Dr. Iadarola was influenced by her mother, who operated the family’s 100-acre farm. Her father was a factory worker and also did farm chores. The children helped, too.
“My parents were lifelong learners,” she told the New Haven Register in 2016. “The first thing Mom did when she got here from Italy was to enroll in school to learn English.”
Dr. Iadarola earned a bachelor’s degree in history and political science from the University of St. Joseph in West Hartford, Conn., and master’s and doctoral degrees in European diplomatic history from Georgetown University in Washington.
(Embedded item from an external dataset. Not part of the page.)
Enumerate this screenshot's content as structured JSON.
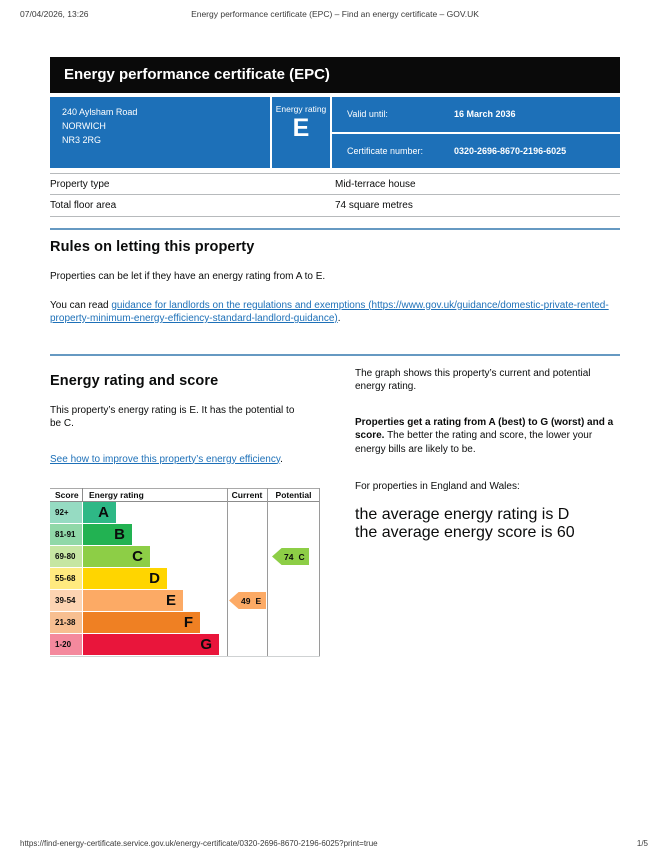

Her postdoctoral studies included a Fulbright scholarship at Oxford University and the London School of Economics. Her research focused on diplomatic history, women’s studies, and higher education.
Before taking the helm at Cabrini, Dr. Iadarola was a high school history teacher, chair of the history department at the University of St. Joseph, and provost at Colby-Sawyer College in New London, N.H.
After Cabrini, she was recruited to become president of Lauralton Hall, a Connecticut girls’ preparatory school. She retired in 2017 but refused to see retirement as an ending.
“It’s another beginning,” she told the Register. “We should do away with the word retirement. Whatever I do has to be purposeful and meaningful.”
She lived in Clinton and traveled worldwide to visit those she had met on earlier volunteer and business projects.
She is survived by three sisters and nieces and nephews.